[License-review] Request for approval of the Non-Coercive Copyleft Licence (NCCL) 1.0
John Cowan
cowan at mercury.ccil.org
Fri Jul 31 00:01:35 UTC 2015
Tim Makarios scripsit:
> Would that situation be fundamentally different from what the situation
> would be if every user of the NCCL voluntarily dual-licensed their work
> under both NCCL and GPL v3?
No.
> If not, is there benefit in making such
> dual-licensing effectively compulsory?
I think so. It makes it more probable that people developing GPL
applications will be able to reuse NCCL code without having to make
special requests to the author.
> The downside of compulsory dual-licensing would be that there would no
> longer be the option of ensuring (to the greatest extent possible) that
> no-one could be sued for their use of derivative works of an
> NCCL-licensed work.
I don't understand that. If the NCCL imposes any restrictions (which
it does) on derivative works, then people can be sued for violating
those restrictions. If you want to avoid that, use a CC0 license.

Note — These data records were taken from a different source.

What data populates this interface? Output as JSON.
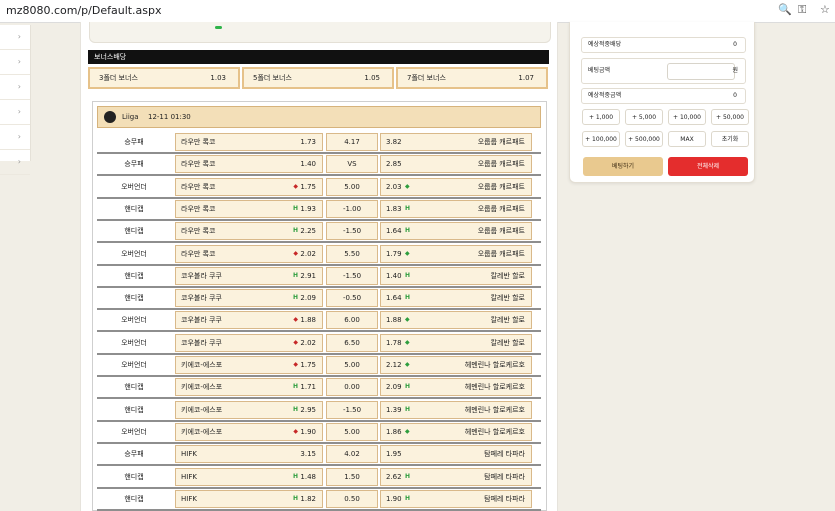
{
  "browser": {
    "url": "mz8080.com/p/Default.aspx",
    "zoom_icon": "magnifier-icon",
    "key_icon": "key-icon",
    "star_icon": "star-icon"
  },
  "sidebar": {
    "items": [
      "›",
      "›",
      "›",
      "›",
      "›",
      "›"
    ]
  },
  "bonus": {
    "header": "보너스배당",
    "items": [
      {
        "label": "3폴더 보너스",
        "value": "1.03"
      },
      {
        "label": "5폴더 보너스",
        "value": "1.05"
      },
      {
        "label": "7폴더 보너스",
        "value": "1.07"
      }
    ]
  },
  "league": {
    "name": "Liiga",
    "time": "12-11 01:30"
  },
  "rows": [
    {
      "type": "승무패",
      "home": "라우만 록코",
      "home_odd": "1.73",
      "mid": "4.17",
      "away_odd": "3.82",
      "away": "오룹룹 캐르패트",
      "hm": "",
      "am": ""
    },
    {
      "type": "승무패",
      "home": "라우만 록코",
      "home_odd": "1.40",
      "mid": "VS",
      "away_odd": "2.85",
      "away": "오룹룹 캐르패트",
      "hm": "",
      "am": ""
    },
    {
      "type": "오버언더",
      "home": "라우만 록코",
      "home_odd": "1.75",
      "mid": "5.00",
      "away_odd": "2.03",
      "away": "오룹룹 캐르패트",
      "hm": "◆",
      "am": "◆"
    },
    {
      "type": "핸디캡",
      "home": "라우만 록코",
      "home_odd": "1.93",
      "mid": "-1.00",
      "away_odd": "1.83",
      "away": "오룹룹 캐르패트",
      "hm": "H",
      "am": "H"
    },
    {
      "type": "핸디캡",
      "home": "라우만 록코",
      "home_odd": "2.25",
      "mid": "-1.50",
      "away_odd": "1.64",
      "away": "오룹룹 캐르패트",
      "hm": "H",
      "am": "H"
    },
    {
      "type": "오버언더",
      "home": "라우만 록코",
      "home_odd": "2.02",
      "mid": "5.50",
      "away_odd": "1.79",
      "away": "오룹룹 캐르패트",
      "hm": "◆",
      "am": "◆"
    },
    {
      "type": "핸디캡",
      "home": "코우볼라 쿠쿠",
      "home_odd": "2.91",
      "mid": "-1.50",
      "away_odd": "1.40",
      "away": "칼레반 할로",
      "hm": "H",
      "am": "H"
    },
    {
      "type": "핸디캡",
      "home": "코우볼라 쿠쿠",
      "home_odd": "2.09",
      "mid": "-0.50",
      "away_odd": "1.64",
      "away": "칼레반 할로",
      "hm": "H",
      "am": "H"
    },
    {
      "type": "오버언더",
      "home": "코우볼라 쿠쿠",
      "home_odd": "1.88",
      "mid": "6.00",
      "away_odd": "1.88",
      "away": "칼레반 할로",
      "hm": "◆",
      "am": "◆"
    },
    {
      "type": "오버언더",
      "home": "코우볼라 쿠쿠",
      "home_odd": "2.02",
      "mid": "6.50",
      "away_odd": "1.78",
      "away": "칼레반 할로",
      "hm": "◆",
      "am": "◆"
    },
    {
      "type": "오버언더",
      "home": "키에코-에스포",
      "home_odd": "1.75",
      "mid": "5.00",
      "away_odd": "2.12",
      "away": "헤멘린나 할로케르호",
      "hm": "◆",
      "am": "◆"
    },
    {
      "type": "핸디캡",
      "home": "키에코-에스포",
      "home_odd": "1.71",
      "mid": "0.00",
      "away_odd": "2.09",
      "away": "헤멘린나 할로케르호",
      "hm": "H",
      "am": "H"
    },
    {
      "type": "핸디캡",
      "home": "키에코-에스포",
      "home_odd": "2.95",
      "mid": "-1.50",
      "away_odd": "1.39",
      "away": "헤멘린나 할로케르호",
      "hm": "H",
      "am": "H"
    },
    {
      "type": "오버언더",
      "home": "키에코-에스포",
      "home_odd": "1.90",
      "mid": "5.00",
      "away_odd": "1.86",
      "away": "헤멘린나 할로케르호",
      "hm": "◆",
      "am": "◆"
    },
    {
      "type": "승무패",
      "home": "HIFK",
      "home_odd": "3.15",
      "mid": "4.02",
      "away_odd": "1.95",
      "away": "탐페레 타파라",
      "hm": "",
      "am": ""
    },
    {
      "type": "핸디캡",
      "home": "HIFK",
      "home_odd": "1.48",
      "mid": "1.50",
      "away_odd": "2.62",
      "away": "탐페레 타파라",
      "hm": "H",
      "am": "H"
    },
    {
      "type": "핸디캡",
      "home": "HIFK",
      "home_odd": "1.82",
      "mid": "0.50",
      "away_odd": "1.90",
      "away": "탐페레 타파라",
      "hm": "H",
      "am": "H"
    }
  ],
  "slip": {
    "expected_odds_label": "예상적중배당",
    "expected_odds_value": "0",
    "bet_amount_label": "베팅금액",
    "bet_amount_value": "",
    "bet_amount_unit": "원",
    "expected_win_label": "예상적중금액",
    "expected_win_value": "0",
    "chips": [
      "+ 1,000",
      "+ 5,000",
      "+ 10,000",
      "+ 50,000",
      "+ 100,000",
      "+ 500,000",
      "MAX",
      "초기화"
    ],
    "bet_button": "베팅하기",
    "delete_button": "전체삭제"
  },
  "colors": {
    "accent_gold": "#e9c98f",
    "danger_red": "#e42d2d",
    "cell_bg": "#fbf2dd"
  }
}
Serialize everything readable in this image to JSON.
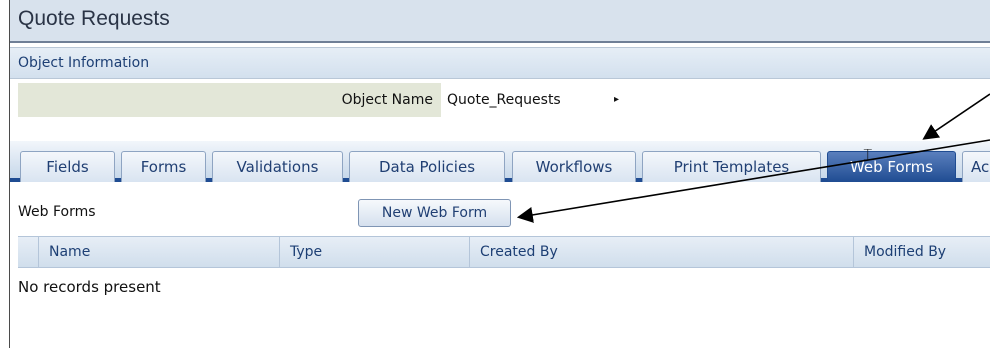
{
  "window": {
    "title": "Quote Requests"
  },
  "section": {
    "header": "Object Information"
  },
  "object_info": {
    "label": "Object Name",
    "value": "Quote_Requests",
    "caret": "▸"
  },
  "tabs": [
    {
      "label": "Fields"
    },
    {
      "label": "Forms"
    },
    {
      "label": "Validations"
    },
    {
      "label": "Data Policies"
    },
    {
      "label": "Workflows"
    },
    {
      "label": "Print Templates"
    },
    {
      "label": "Web Forms",
      "active": true
    },
    {
      "label": "Ac"
    }
  ],
  "web_forms": {
    "label": "Web Forms",
    "new_button": "New Web Form",
    "columns": [
      "Name",
      "Type",
      "Created By",
      "Modified By"
    ],
    "empty_message": "No records present"
  },
  "colors": {
    "accent": "#1f4c92",
    "header_bg": "#d8e2ed",
    "label_bg": "#e3e7d8"
  },
  "icons": {
    "caret": "caret-right-icon",
    "text_cursor": "text-cursor-icon"
  }
}
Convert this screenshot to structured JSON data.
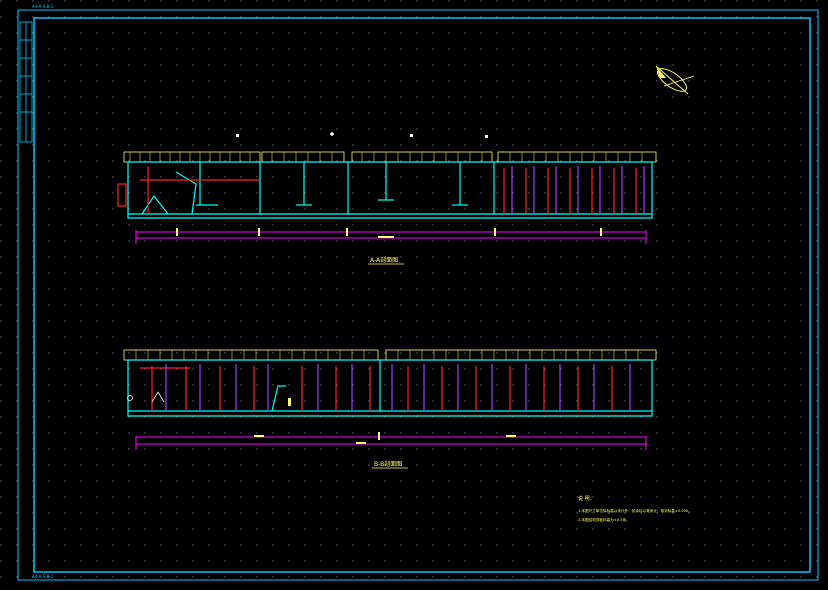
{
  "header": {
    "corner_label_top": "A4-A-S-B-1",
    "corner_label_bottom": "A4-A-S-B-1"
  },
  "section_a": {
    "title": "A-A剖面图"
  },
  "section_b": {
    "title": "B-B剖面图"
  },
  "notes": {
    "heading": "说 明：",
    "line1": "1.本图尺寸单位除标高以米计外，其余均以毫米计，相对标高±0.000。",
    "line2": "2.本图结构顶板标高为±0.5米。"
  },
  "colors": {
    "frame": "#00c8ff",
    "cyan": "#00ffff",
    "yellow": "#ffff66",
    "red": "#ff2020",
    "magenta": "#ff00ff",
    "purple": "#a040ff",
    "white": "#ffffff",
    "grid_dot": "#6a6a8a"
  },
  "icons": {
    "north_arrow": "north-arrow-icon"
  }
}
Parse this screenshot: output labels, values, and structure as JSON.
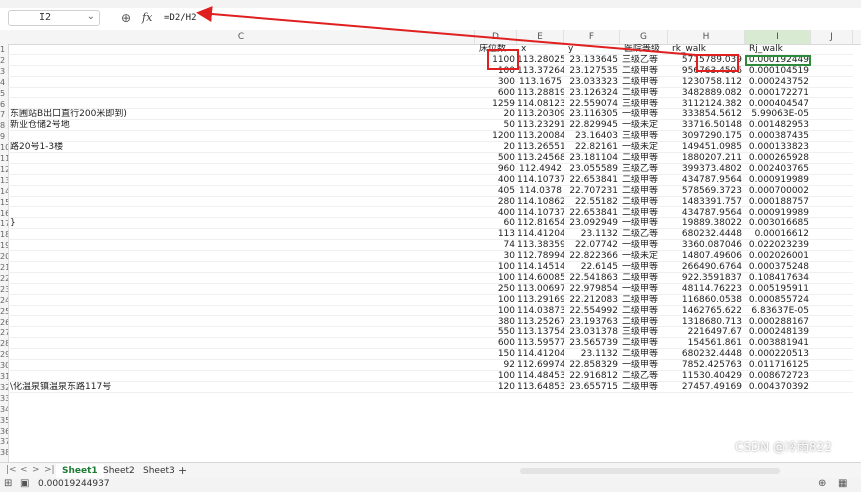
{
  "formula_bar": {
    "cell_ref": "I2",
    "formula": "=D2/H2",
    "zoom_icon": "zoom-icon",
    "fx_icon": "fx-icon"
  },
  "columns": [
    "C",
    "D",
    "E",
    "F",
    "G",
    "H",
    "I",
    "J"
  ],
  "active_column": "I",
  "header_row": {
    "D": "床位数",
    "E": "x",
    "F": "y",
    "G": "医院等级",
    "H": "rk_walk",
    "I": "Rj_walk"
  },
  "row_numbers": [
    "1",
    "2",
    "3",
    "4",
    "5",
    "6",
    "7",
    "8",
    "9",
    "10",
    "11",
    "12",
    "13",
    "14",
    "15",
    "16",
    "17",
    "18",
    "19",
    "20",
    "21",
    "22",
    "23",
    "24",
    "25",
    "26",
    "27",
    "28",
    "29",
    "30",
    "31",
    "32",
    "33",
    "34",
    "35",
    "36",
    "37",
    "38"
  ],
  "rows": [
    {
      "C": "",
      "D": "1100",
      "E": "113.28025",
      "F": "23.133645",
      "G": "三级乙等",
      "H": "5715789.039",
      "I": "0.000192449"
    },
    {
      "C": "",
      "D": "100",
      "E": "113.37264",
      "F": "23.127535",
      "G": "二级甲等",
      "H": "956763.4506",
      "I": "0.000104519"
    },
    {
      "C": "",
      "D": "300",
      "E": "113.1675",
      "F": "23.033323",
      "G": "二级甲等",
      "H": "1230758.112",
      "I": "0.000243752"
    },
    {
      "C": "",
      "D": "600",
      "E": "113.28819",
      "F": "23.126324",
      "G": "二级甲等",
      "H": "3482889.082",
      "I": "0.000172271"
    },
    {
      "C": "",
      "D": "1259",
      "E": "114.08123",
      "F": "22.559074",
      "G": "三级甲等",
      "H": "3112124.382",
      "I": "0.000404547"
    },
    {
      "C": "东圃站B出口直行200米即到)",
      "D": "20",
      "E": "113.20309",
      "F": "23.116305",
      "G": "一级甲等",
      "H": "333854.5612",
      "I": "5.99063E-05"
    },
    {
      "C": "新业仓储2号地",
      "D": "50",
      "E": "113.23291",
      "F": "22.829945",
      "G": "一级未定",
      "H": "33716.50148",
      "I": "0.001482953"
    },
    {
      "C": "",
      "D": "1200",
      "E": "113.20084",
      "F": "23.16403",
      "G": "三级甲等",
      "H": "3097290.175",
      "I": "0.000387435"
    },
    {
      "C": "路20号1-3楼",
      "D": "20",
      "E": "113.26551",
      "F": "22.82161",
      "G": "一级未定",
      "H": "149451.0985",
      "I": "0.000133823"
    },
    {
      "C": "",
      "D": "500",
      "E": "113.24568",
      "F": "23.181104",
      "G": "二级甲等",
      "H": "1880207.211",
      "I": "0.000265928"
    },
    {
      "C": "",
      "D": "960",
      "E": "112.4942",
      "F": "23.055589",
      "G": "三级乙等",
      "H": "399373.4802",
      "I": "0.002403765"
    },
    {
      "C": "",
      "D": "400",
      "E": "114.10737",
      "F": "22.653841",
      "G": "二级甲等",
      "H": "434787.9564",
      "I": "0.000919989"
    },
    {
      "C": "",
      "D": "405",
      "E": "114.0378",
      "F": "22.707231",
      "G": "二级甲等",
      "H": "578569.3723",
      "I": "0.000700002"
    },
    {
      "C": "",
      "D": "280",
      "E": "114.10862",
      "F": "22.55182",
      "G": "二级甲等",
      "H": "1483391.757",
      "I": "0.000188757"
    },
    {
      "C": "",
      "D": "400",
      "E": "114.10737",
      "F": "22.653841",
      "G": "二级甲等",
      "H": "434787.9564",
      "I": "0.000919989"
    },
    {
      "C": "}",
      "D": "60",
      "E": "112.81654",
      "F": "23.092949",
      "G": "一级甲等",
      "H": "19889.38022",
      "I": "0.003016685"
    },
    {
      "C": "",
      "D": "113",
      "E": "114.41204",
      "F": "23.1132",
      "G": "二级乙等",
      "H": "680232.4448",
      "I": "0.00016612"
    },
    {
      "C": "",
      "D": "74",
      "E": "113.38359",
      "F": "22.07742",
      "G": "一级甲等",
      "H": "3360.087046",
      "I": "0.022023239"
    },
    {
      "C": "",
      "D": "30",
      "E": "112.78994",
      "F": "22.822366",
      "G": "一级未定",
      "H": "14807.49606",
      "I": "0.002026001"
    },
    {
      "C": "",
      "D": "100",
      "E": "114.14514",
      "F": "22.6145",
      "G": "一级甲等",
      "H": "266490.6764",
      "I": "0.000375248"
    },
    {
      "C": "",
      "D": "100",
      "E": "114.60085",
      "F": "22.541863",
      "G": "二级甲等",
      "H": "922.3591837",
      "I": "0.108417634"
    },
    {
      "C": "",
      "D": "250",
      "E": "113.00697",
      "F": "22.979854",
      "G": "一级甲等",
      "H": "48114.76223",
      "I": "0.005195911"
    },
    {
      "C": "",
      "D": "100",
      "E": "113.29169",
      "F": "22.212083",
      "G": "二级甲等",
      "H": "116860.0538",
      "I": "0.000855724"
    },
    {
      "C": "",
      "D": "100",
      "E": "114.03873",
      "F": "22.554992",
      "G": "二级甲等",
      "H": "1462765.622",
      "I": "6.83637E-05"
    },
    {
      "C": "",
      "D": "380",
      "E": "113.25267",
      "F": "23.193763",
      "G": "二级甲等",
      "H": "1318680.713",
      "I": "0.000288167"
    },
    {
      "C": "",
      "D": "550",
      "E": "113.13754",
      "F": "23.031378",
      "G": "三级甲等",
      "H": "2216497.67",
      "I": "0.000248139"
    },
    {
      "C": "",
      "D": "600",
      "E": "113.59577",
      "F": "23.565739",
      "G": "二级甲等",
      "H": "154561.861",
      "I": "0.003881941"
    },
    {
      "C": "",
      "D": "150",
      "E": "114.41204",
      "F": "23.1132",
      "G": "二级甲等",
      "H": "680232.4448",
      "I": "0.000220513"
    },
    {
      "C": "",
      "D": "92",
      "E": "112.69974",
      "F": "22.858329",
      "G": "一级甲等",
      "H": "7852.425763",
      "I": "0.011716125"
    },
    {
      "C": "",
      "D": "100",
      "E": "114.48453",
      "F": "22.916812",
      "G": "二级乙等",
      "H": "11530.40429",
      "I": "0.008672723"
    },
    {
      "C": "\\化温泉镇温泉东路117号",
      "D": "120",
      "E": "113.64853",
      "F": "23.655715",
      "G": "二级甲等",
      "H": "27457.49169",
      "I": "0.004370392"
    }
  ],
  "sheet_tabs": [
    {
      "label": "Sheet1",
      "active": true
    },
    {
      "label": "Sheet2",
      "active": false
    },
    {
      "label": "Sheet3",
      "active": false
    }
  ],
  "add_tab_label": "+",
  "status": {
    "value": "0.00019244937"
  },
  "watermark": "CSDN @冷雨822"
}
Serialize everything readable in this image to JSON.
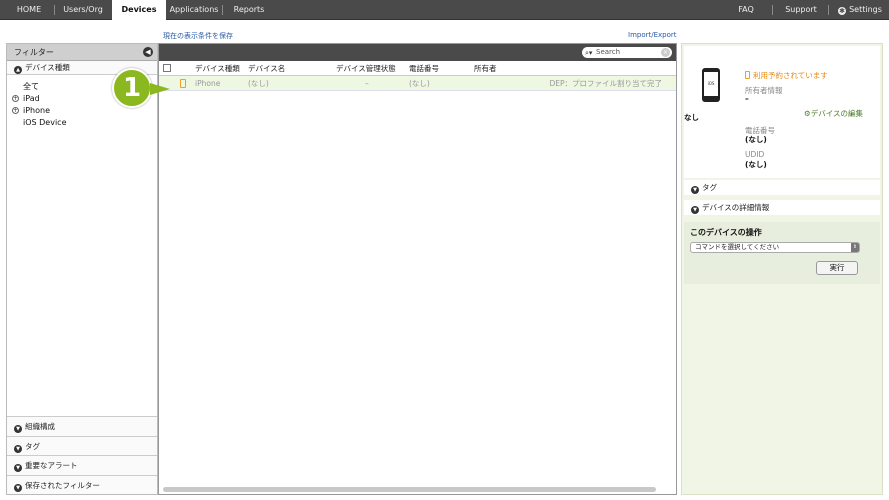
{
  "nav": {
    "tabs": [
      "HOME",
      "Users/Org",
      "Devices",
      "Applications",
      "Reports"
    ],
    "active": "Devices",
    "right": [
      "FAQ",
      "Support",
      "Settings"
    ]
  },
  "links": {
    "save_view": "現在の表示条件を保存",
    "import_export": "Import/Export"
  },
  "filter": {
    "title": "フィルター",
    "device_type_label": "デバイス種類",
    "tree": [
      {
        "label": "全て",
        "expandable": false
      },
      {
        "label": "iPad",
        "expandable": true
      },
      {
        "label": "iPhone",
        "expandable": true
      },
      {
        "label": "iOS Device",
        "expandable": false
      }
    ],
    "bottom_sections": [
      "組織構成",
      "タグ",
      "重要なアラート",
      "保存されたフィルター"
    ]
  },
  "table": {
    "search_placeholder": "Search",
    "columns": [
      "デバイス種類",
      "デバイス名",
      "デバイス管理状態",
      "電話番号",
      "所有者"
    ],
    "rows": [
      {
        "type": "iPhone",
        "name": "(なし)",
        "status": "–",
        "phone": "(なし)",
        "owner": "",
        "note": "DEP：プロファイル割り当て完了"
      }
    ]
  },
  "callout": {
    "number": "1"
  },
  "detail": {
    "device_screen": "iOS",
    "device_name": "なし",
    "reserved": "利用予約されています",
    "owner_label": "所有者情報",
    "owner_value": "–",
    "edit_link": "デバイスの編集",
    "phone_label": "電話番号",
    "phone_value": "(なし)",
    "udid_label": "UDID",
    "udid_value": "(なし)",
    "tag_section": "タグ",
    "details_section": "デバイスの詳細情報",
    "ops_title": "このデバイスの操作",
    "ops_select": "コマンドを選択してください",
    "ops_button": "実行"
  }
}
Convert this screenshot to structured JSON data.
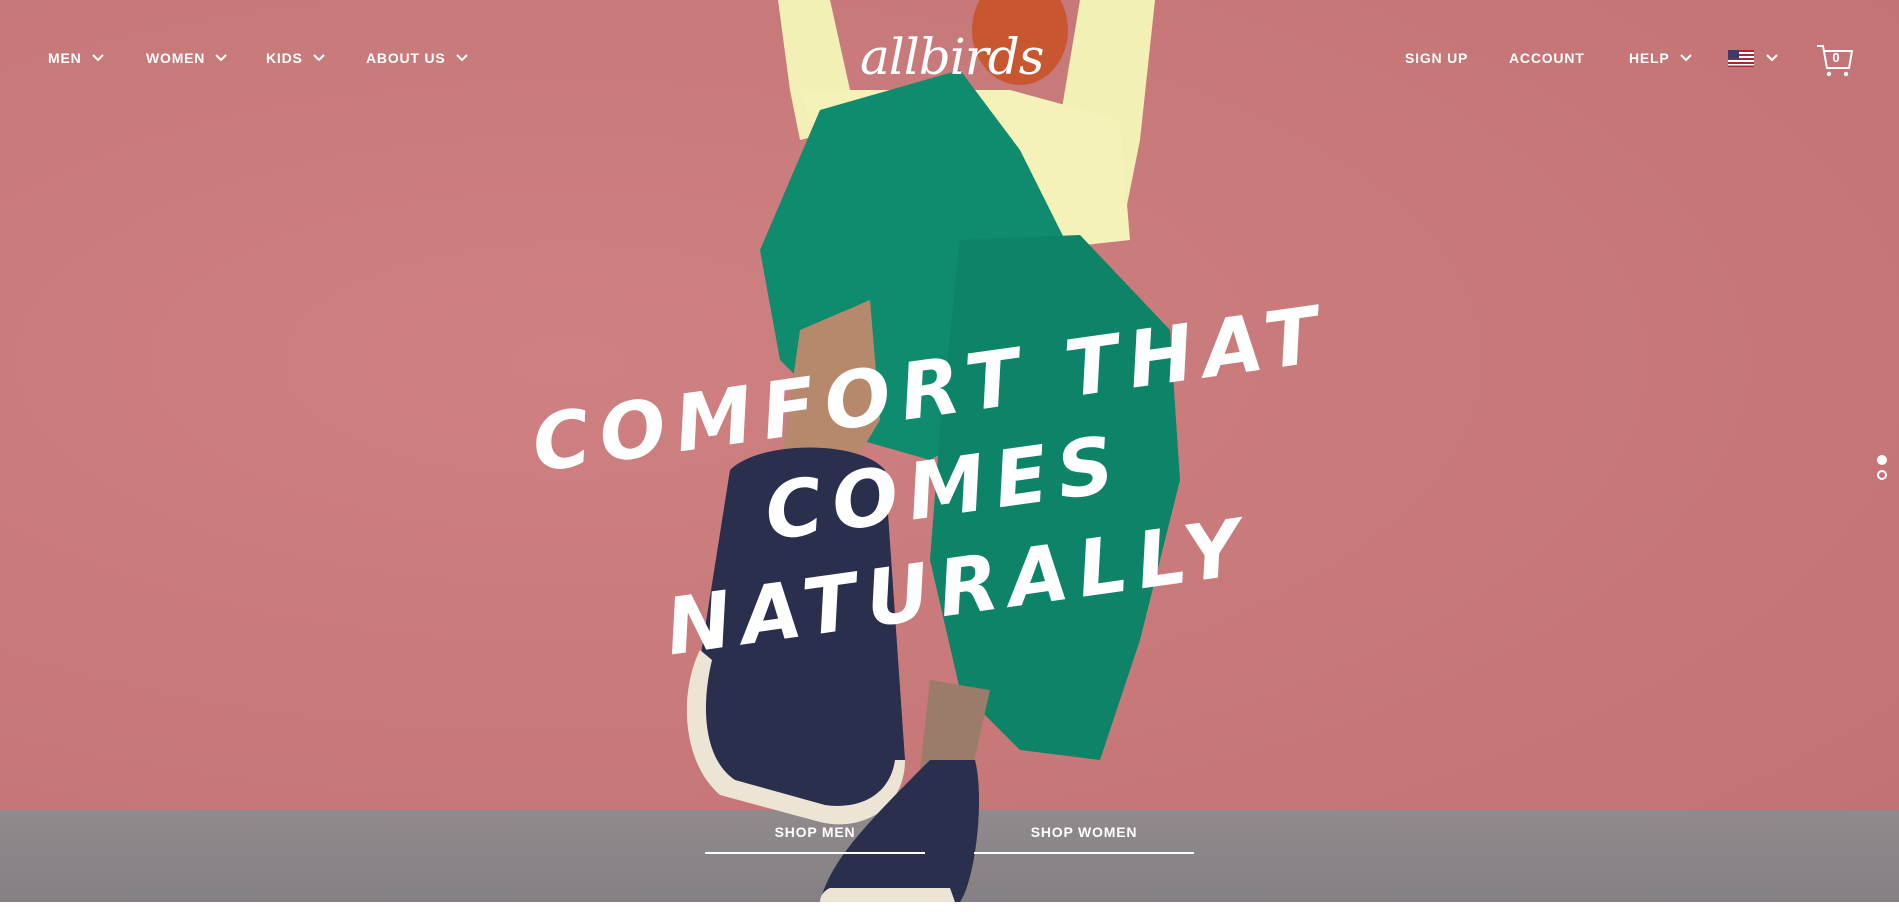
{
  "brand": {
    "logo_text": "allbirds"
  },
  "nav": {
    "left": [
      {
        "label": "MEN"
      },
      {
        "label": "WOMEN"
      },
      {
        "label": "KIDS"
      },
      {
        "label": "ABOUT US"
      }
    ],
    "right": [
      {
        "label": "SIGN UP"
      },
      {
        "label": "ACCOUNT"
      },
      {
        "label": "HELP"
      }
    ],
    "locale_icon": "us-flag-icon",
    "cart_count": "0"
  },
  "hero": {
    "headline_line1": "COMFORT THAT",
    "headline_line2": "COMES NATURALLY",
    "cta_men": "SHOP MEN",
    "cta_women": "SHOP WOMEN",
    "carousel_total": 2,
    "carousel_active": 1
  },
  "colors": {
    "background": "#c97a7b",
    "floor": "#8a8588",
    "text": "#ffffff",
    "pants": "#0e8a6c",
    "sweater": "#f4f2b8",
    "shoe": "#2b3050"
  }
}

> In practice, I imagine that a fair proportion of users of the NCCL
> wouldn't be averse to also licensing their work under GPL v3, especially
> if someone wanted to make something that was a derivative work of both
> the NCCL-licensed work and an existing GPL-v3-licensed work.
By dual licensing automatically, you eliminate additional friction.
--
John Cowan http://www.ccil.org/~cowan cowan at ccil.org
Would your name perchance be surname Puppet, given name Sock?